He received a Bachelor's degree in Mathematics from University of Waterloo, Canada, and Ph.D. degree in EECS from Massachusetts Institute of Technology (MIT). His research interests include statistical machine learning and artificial intelligence, high-dimensional statistics and optimization theory. Among other awards, he has received a Medallion Lectureship (2013) from the Institute of Mathematical Statistics (IMS); a Section Lecturer at the International Congress of Mathematicians (2014); the COPSS Presidents' Award (2014) from the Joint Statistical Societies; and the IMS David Blackwell Lectureship (2017).

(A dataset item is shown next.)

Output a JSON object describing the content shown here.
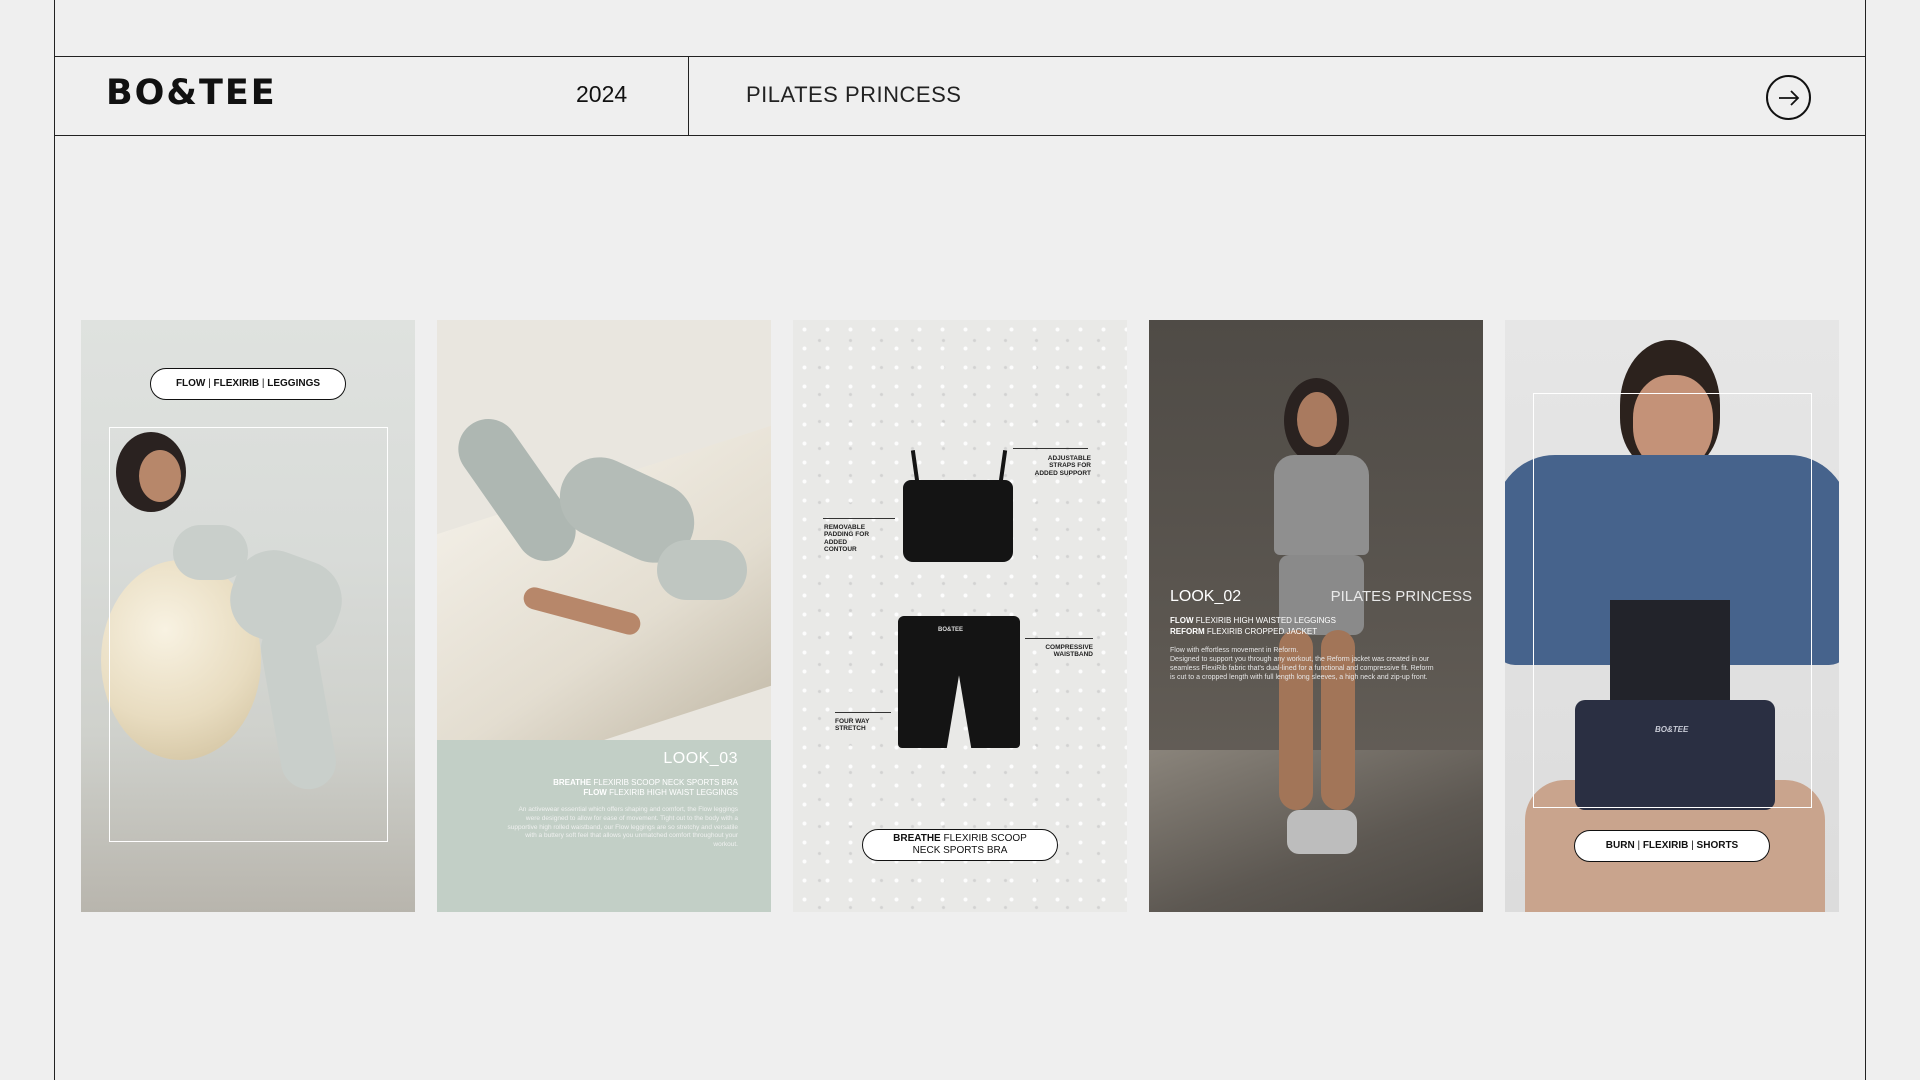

Challenges with big data and statistical machine learning
Substantial progress has been made in machine learning and artificial intelligence in recent years. Using machine learning techniques, we can now design fully automated systems for face recognition, language translation, inventory management, competitive game playing, and self-driving cars, among other applications. Nonetheless, there remain a number of major roadblocks to real-world deployments of machine learning systems. First, they are highly usceptible to adversarial instances, specially constructed inputs that cause the system to fail, and present substantial security risks. Second, it can be extremely difficult to interpret the outputs of large-scale predictive systems, which raises legal problems and raises barriers to adoption. We discuss these challenges and provide some vignettes into recent research aiming to tackle them.